Mr Speaker, I share in your values. I got up to fortify your hand. We are looking at two regimes here. When this Bill becomes a law, everybody will have a right to apply for and obtain a permit to cultivate narcotic drugs. When that person cultivates a narcotic drug, it is no offence. He cannot be convicted. So why would we, good people -- [Interruption] -- and that is the problem; when good people are making laws for bad people, they think like good people,
but the bad people do not think like good people.
The issue is that the state too has a responsibility to prevent the commission of a crime and punish those who commit those crimes. In the sentencing regime, the state gives an opportunity for reform. So when a person is sentenced to a number of years, the state says if he serves two- thirds of that, he comes out; if within the two-thirds that person commits another crime, the state forfeits the remission it has given him.
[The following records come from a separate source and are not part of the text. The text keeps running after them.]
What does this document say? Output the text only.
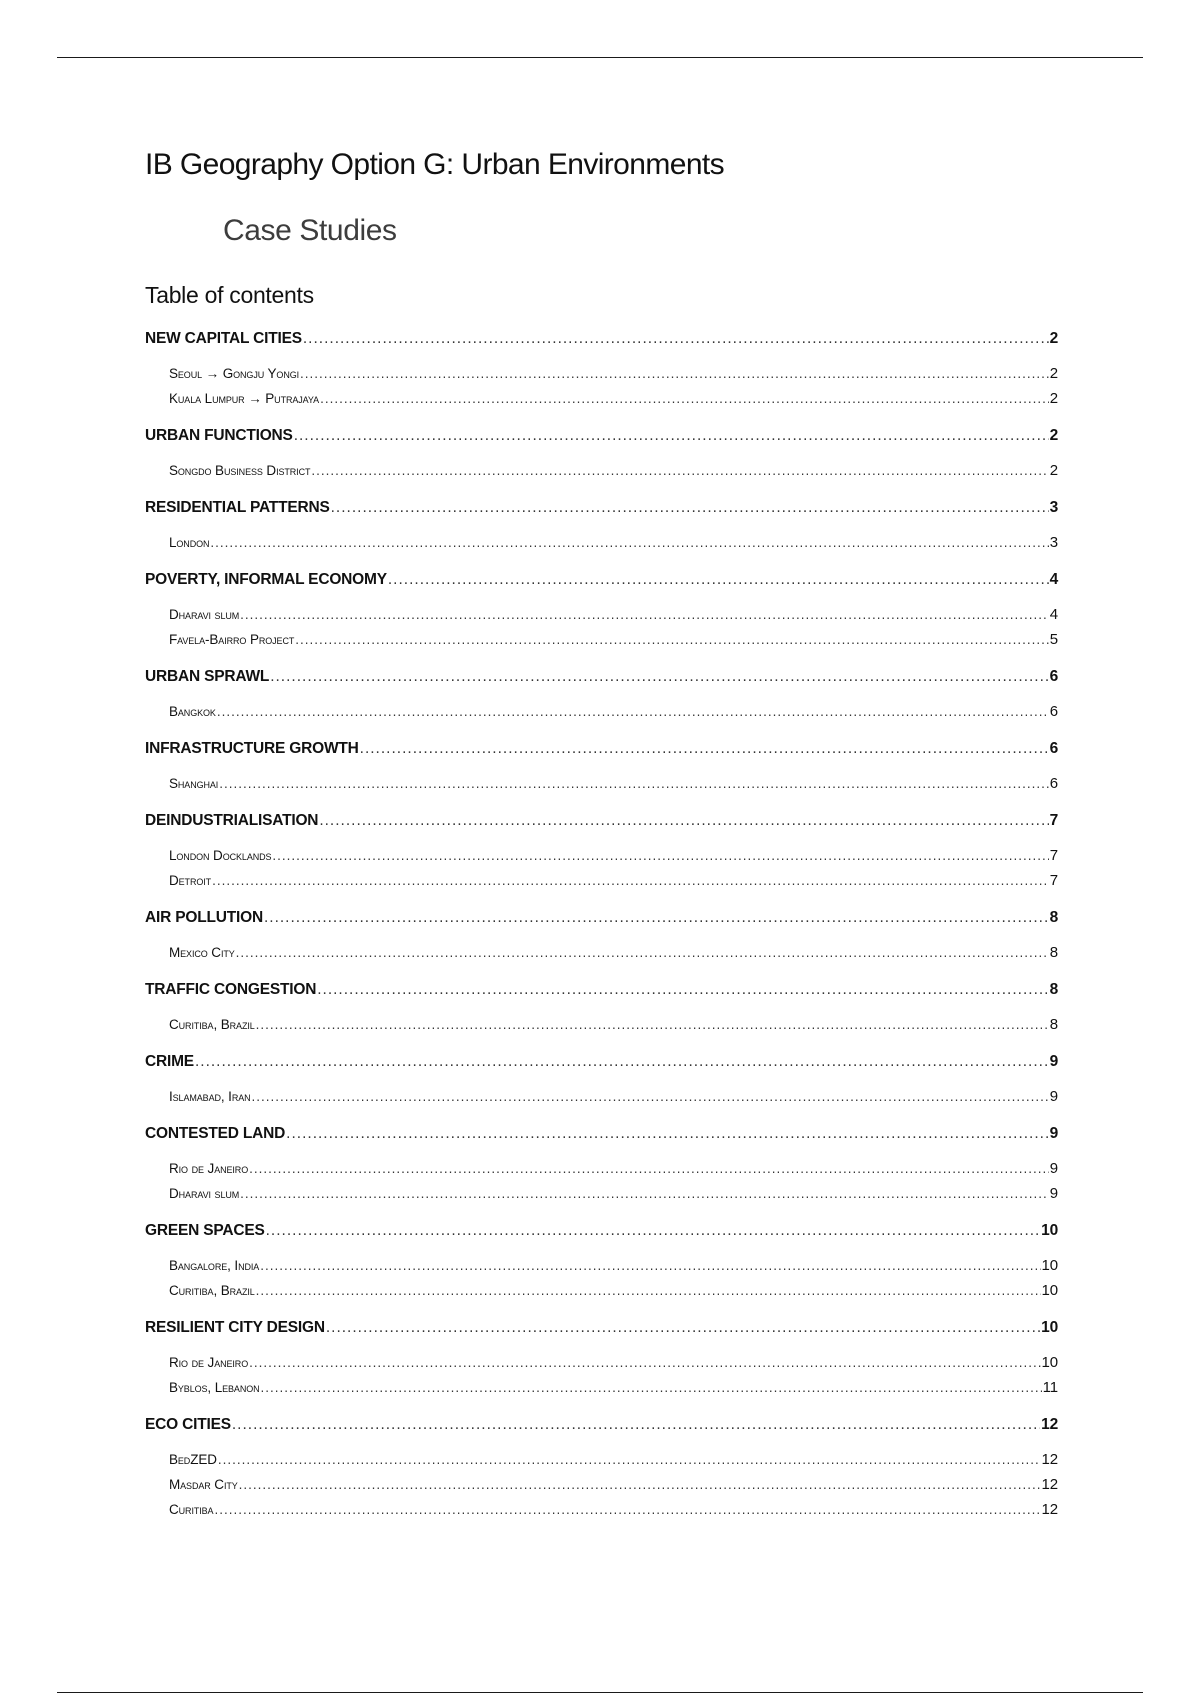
IB Geography Option G: Urban Environments
Case Studies
Table of contents
NEW CAPITAL CITIES .....	2
Seoul → Gongju Yongi .....	2
Kuala Lumpur → Putrajaya .....	2
URBAN FUNCTIONS .....	2
Songdo Business District .....	2
RESIDENTIAL PATTERNS .....	3
London .....	3
POVERTY, INFORMAL ECONOMY .....	4
Dharavi slum .....	4
Favela-Bairro Project .....	5
URBAN SPRAWL .....	6
Bangkok .....	6
INFRASTRUCTURE GROWTH .....	6
Shanghai .....	6
DEINDUSTRIALISATION .....	7
London Docklands .....	7
Detroit .....	7
AIR POLLUTION .....	8
Mexico City .....	8
TRAFFIC CONGESTION .....	8
Curitiba, Brazil .....	8
CRIME .....	9
Islamabad, Iran .....	9
CONTESTED LAND .....	9
Rio de Janeiro .....	9
Dharavi slum .....	9
GREEN SPACES .....	10
Bangalore, India .....	10
Curitiba, Brazil .....	10
RESILIENT CITY DESIGN .....	10
Rio de Janeiro .....	10
Byblos, Lebanon .....	11
ECO CITIES .....	12
BedZED .....	12
Masdar City .....	12
Curitiba .....	12
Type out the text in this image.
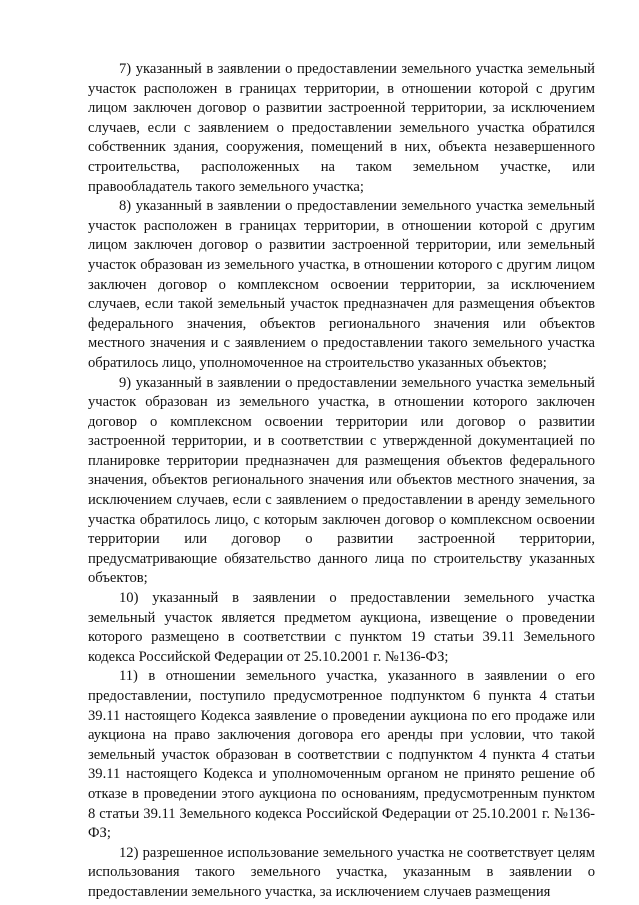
7) указанный в заявлении о предоставлении земельного участка земельный участок расположен в границах территории, в отношении которой с другим лицом заключен договор о развитии застроенной территории, за исключением случаев, если с заявлением о предоставлении земельного участка обратился собственник здания, сооружения, помещений в них, объекта незавершенного строительства, расположенных на таком земельном участке, или правообладатель такого земельного участка;

8) указанный в заявлении о предоставлении земельного участка земельный участок расположен в границах территории, в отношении которой с другим лицом заключен договор о развитии застроенной территории, или земельный участок образован из земельного участка, в отношении которого с другим лицом заключен договор о комплексном освоении территории, за исключением случаев, если такой земельный участок предназначен для размещения объектов федерального значения, объектов регионального значения или объектов местного значения и с заявлением о предоставлении такого земельного участка обратилось лицо, уполномоченное на строительство указанных объектов;

9) указанный в заявлении о предоставлении земельного участка земельный участок образован из земельного участка, в отношении которого заключен договор о комплексном освоении территории или договор о развитии застроенной территории, и в соответствии с утвержденной документацией по планировке территории предназначен для размещения объектов федерального значения, объектов регионального значения или объектов местного значения, за исключением случаев, если с заявлением о предоставлении в аренду земельного участка обратилось лицо, с которым заключен договор о комплексном освоении территории или договор о развитии застроенной территории, предусматривающие обязательство данного лица по строительству указанных объектов;

10) указанный в заявлении о предоставлении земельного участка земельный участок является предметом аукциона, извещение о проведении которого размещено в соответствии с пунктом 19 статьи 39.11 Земельного кодекса Российской Федерации от 25.10.2001 г. №136-ФЗ;

11) в отношении земельного участка, указанного в заявлении о его предоставлении, поступило предусмотренное подпунктом 6 пункта 4 статьи 39.11 настоящего Кодекса заявление о проведении аукциона по его продаже или аукциона на право заключения договора его аренды при условии, что такой земельный участок образован в соответствии с подпунктом 4 пункта 4 статьи 39.11 настоящего Кодекса и уполномоченным органом не принято решение об отказе в проведении этого аукциона по основаниям, предусмотренным пунктом 8 статьи 39.11 Земельного кодекса Российской Федерации от 25.10.2001 г. №136-ФЗ;

12) разрешенное использование земельного участка не соответствует целям использования такого земельного участка, указанным в заявлении о предоставлении земельного участка, за исключением случаев размещения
Mr Speaker, even in the utilitarian theory, if sentencing is to reform you and you refused to be reformed, at a point, we have to give up. So if a person is caught once and by court rules, a minimum sentence is imposed -- [Interruption] --
Mr Speaker, the court rules say that when he is caught the second time, if he is known, the court should impose a double sentence. So even without making it a law, if a person is convicted for a narcotic offence and appears before a court of competent jurisdiction, the court is enjoined to look at the previous conviction where that person is known.
We are now saying that after the second conviction, that person is now beyond redemption and he should go to prison so that he would not have land to cultivate any more. They will not give you permission to cultivate again. That is all. Even if it is a small parcel of land, in prison, he will not have that small parcel of land to cultivate.
Mr Speaker, we see that that person is irredeemably lost and so, should go.